Investments and Climate Change
Updated: Mar 2
As the world transitions to a zero carbon economy, traditional fossil fuel investments are increasingly risky for investors.
The world must reduce emissions by nearly 50% by 2030 and be net zero emissions by 2050 in order to keep warming to 1.5C. Warming over 1.5C will be catastrophic, beyond the capability of our modern world to mitigate. Limiting warming to 1.5C will ensure we have a chance to recover and rebuild so that our childrens' futures have as much opportunity as ours did.
Governments are using record amounts of resources to keep fighting forest fires and floods, and cities are rebuilding infrastructure to be more resilient and mitigate some of the effects of climate change.
There are two paths before us: meet the emissions reductions required, or exceed the emissions budget left. In the first case, we will see a major retooling of our global economy on a scale that has never been seen before. In the second case, we continue with business as usual and our global economy plunges into chaos as the planet can no longer support the systems that sustain humans.

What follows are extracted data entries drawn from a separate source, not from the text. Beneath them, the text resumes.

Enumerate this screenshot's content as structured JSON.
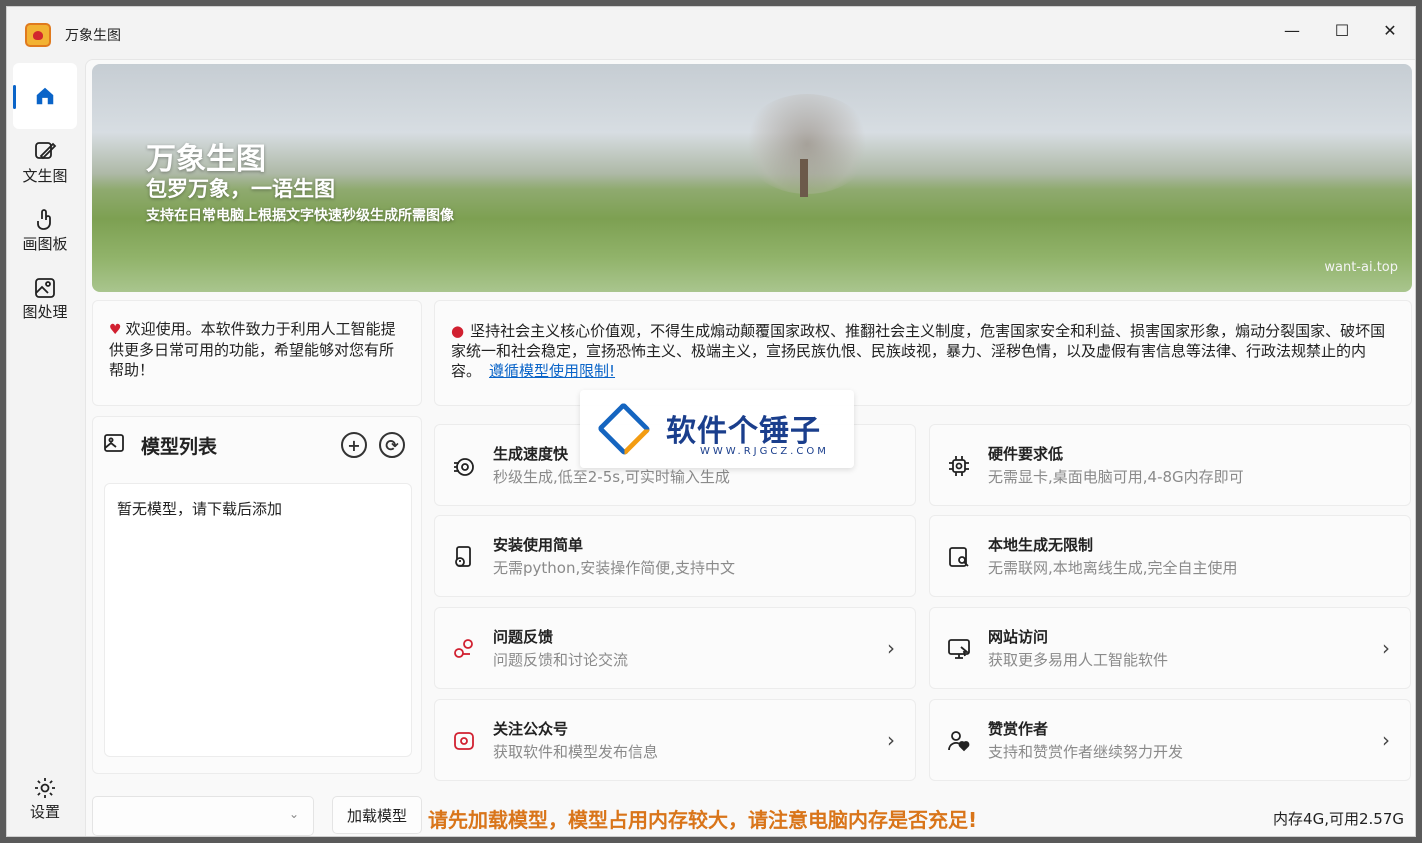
{
  "window": {
    "title": "万象生图",
    "controls": {
      "minimize": "—",
      "maximize": "☐",
      "close": "✕"
    }
  },
  "sidebar": {
    "items": [
      {
        "label": "",
        "icon": "home-icon"
      },
      {
        "label": "文生图",
        "icon": "image-edit-icon"
      },
      {
        "label": "画图板",
        "icon": "touch-draw-icon"
      },
      {
        "label": "图处理",
        "icon": "image-process-icon"
      }
    ],
    "settings": {
      "label": "设置",
      "icon": "gear-icon"
    }
  },
  "banner": {
    "title": "万象生图",
    "subtitle": "包罗万象，一语生图",
    "desc": "支持在日常电脑上根据文字快速秒级生成所需图像",
    "url": "want-ai.top"
  },
  "welcome": {
    "text": "欢迎使用。本软件致力于利用人工智能提供更多日常可用的功能，希望能够对您有所帮助！"
  },
  "notice": {
    "text": "坚持社会主义核心价值观，不得生成煽动颠覆国家政权、推翻社会主义制度，危害国家安全和利益、损害国家形象，煽动分裂国家、破坏国家统一和社会稳定，宣扬恐怖主义、极端主义，宣扬民族仇恨、民族歧视，暴力、淫秽色情，以及虚假有害信息等法律、行政法规禁止的内容。",
    "link": "遵循模型使用限制!"
  },
  "models": {
    "title": "模型列表",
    "add": "+",
    "refresh": "⟳",
    "empty": "暂无模型，请下载后添加"
  },
  "features": [
    {
      "title": "生成速度快",
      "desc": "秒级生成,低至2-5s,可实时输入生成",
      "icon": "speed-icon"
    },
    {
      "title": "硬件要求低",
      "desc": "无需显卡,桌面电脑可用,4-8G内存即可",
      "icon": "chip-icon"
    },
    {
      "title": "安装使用简单",
      "desc": "无需python,安装操作简便,支持中文",
      "icon": "install-icon"
    },
    {
      "title": "本地生成无限制",
      "desc": "无需联网,本地离线生成,完全自主使用",
      "icon": "local-icon"
    },
    {
      "title": "问题反馈",
      "desc": "问题反馈和讨论交流",
      "icon": "feedback-icon",
      "chevron": "›"
    },
    {
      "title": "网站访问",
      "desc": "获取更多易用人工智能软件",
      "icon": "website-icon",
      "chevron": "›"
    },
    {
      "title": "关注公众号",
      "desc": "获取软件和模型发布信息",
      "icon": "wechat-icon",
      "chevron": "›"
    },
    {
      "title": "赞赏作者",
      "desc": "支持和赞赏作者继续努力开发",
      "icon": "reward-icon",
      "chevron": "›"
    }
  ],
  "bottom": {
    "select_value": "",
    "caret": "⌄",
    "load_button": "加载模型",
    "warning": "请先加载模型，模型占用内存较大，请注意电脑内存是否充足!",
    "memory": "内存4G,可用2.57G"
  },
  "watermark": {
    "title": "软件个锤子",
    "sub": "WWW.RJGCZ.COM"
  }
}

In either event, fossil fuel demand will plunge dramatically either in the short or medium term. Simply, fossil fuel firms are overvalued because part of their assets will be written down. The concept of stranded assets is particularly pertinent to understanding why investor caution is needed. Stranded assets occur when, due to regulatory or demand changes, assets such as untapped oil fields are written off because they will never be utilized.
Fossil Fuels Slide
Fossil fuels no longer reign as a sure thing in the stock markets. According to an article in The New York Times, over the last 10 years the S&P 500 energy gained just 2%, when the broader S&P 500 gained nearly 300%. Teck Resources Inc. recently announced a $1.13B writedown on the Frontier oilsands project, which it abandoned. Coal companies have been declaring bankruptcy in increasing numbers, as demand for coal is at it's lowest level in 40 years.

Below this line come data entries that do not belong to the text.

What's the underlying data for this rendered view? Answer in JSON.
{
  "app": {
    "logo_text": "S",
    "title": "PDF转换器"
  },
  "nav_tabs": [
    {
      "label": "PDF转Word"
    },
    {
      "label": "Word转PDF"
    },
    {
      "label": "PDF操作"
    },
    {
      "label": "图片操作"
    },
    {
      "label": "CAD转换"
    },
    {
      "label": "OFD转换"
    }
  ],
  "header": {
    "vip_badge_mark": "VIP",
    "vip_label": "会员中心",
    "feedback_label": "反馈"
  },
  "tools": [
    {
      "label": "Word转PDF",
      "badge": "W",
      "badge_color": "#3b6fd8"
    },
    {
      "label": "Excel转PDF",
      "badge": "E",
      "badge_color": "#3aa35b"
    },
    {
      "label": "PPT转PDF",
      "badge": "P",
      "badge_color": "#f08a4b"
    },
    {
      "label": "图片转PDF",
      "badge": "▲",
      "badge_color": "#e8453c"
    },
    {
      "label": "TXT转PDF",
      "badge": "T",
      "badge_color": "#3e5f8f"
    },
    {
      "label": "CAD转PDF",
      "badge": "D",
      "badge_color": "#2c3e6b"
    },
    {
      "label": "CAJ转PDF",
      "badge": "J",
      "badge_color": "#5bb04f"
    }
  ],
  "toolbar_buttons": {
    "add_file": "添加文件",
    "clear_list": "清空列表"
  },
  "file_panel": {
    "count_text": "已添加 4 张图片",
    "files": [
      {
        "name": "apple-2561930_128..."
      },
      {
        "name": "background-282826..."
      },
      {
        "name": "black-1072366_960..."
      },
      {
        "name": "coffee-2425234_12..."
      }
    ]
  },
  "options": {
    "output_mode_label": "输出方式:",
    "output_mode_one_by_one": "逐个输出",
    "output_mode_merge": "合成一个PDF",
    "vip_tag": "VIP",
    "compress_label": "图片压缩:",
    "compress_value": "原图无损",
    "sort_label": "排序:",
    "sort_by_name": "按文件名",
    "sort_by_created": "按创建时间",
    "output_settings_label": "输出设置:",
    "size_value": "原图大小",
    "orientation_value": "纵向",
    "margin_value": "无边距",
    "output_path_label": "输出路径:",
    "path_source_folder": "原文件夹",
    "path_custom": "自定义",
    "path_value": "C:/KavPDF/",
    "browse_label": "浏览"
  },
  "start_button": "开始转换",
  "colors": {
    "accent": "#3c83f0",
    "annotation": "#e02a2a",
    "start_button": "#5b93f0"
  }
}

Bank of England's Mark Carney has been brutally direct in his assessment of fossil fuel investments. He warns that the global total committed projects bring the planet 4C of warming, which is incompatible with climate change targets and sustaining human life. Some projects will be abandoned and he estimates direct losses of $1-4 trillion. Further, he is concerned about the exposure of banking institutions to the shocking losses and is implementing stress tests for banks to ensure their continued viability.
Here in Richmond
Higher insurance premiums are affecting us all, as natural disasters grow in intensity and frequency. Governments are using record amounts of resources to keep fighting forest fires and floods, and cities are rebuilding infrastructure to be more resilient and mitigate some of the effects of climate change. None of this is free, and for Richmond the 2012 estimate to raise the dykes protecting the city is $300 million. Cost estimates have since ballooned due to inflation and cost escalation for construction activities.
We have adopted the IPCC emissions targets and are working hard to achieve them. It is problematic for us to continue to be invested in fossil fuels, as our future depends on the cessation of most fossil fuel extraction. We physically need to ensure we meet emissions targets, or we will be under sea level. We have committed to reducing our emissions by 50% in 10 years and net zero in 30 years. If we have committed to that action, why would we "bet our money" on not achieving those targets? Finally, we have a fiduciary responsibility to residents. The city has $1.26 billion in committed and uncommitted reserves, and we need to safeguard that value to meet our commitments to residents.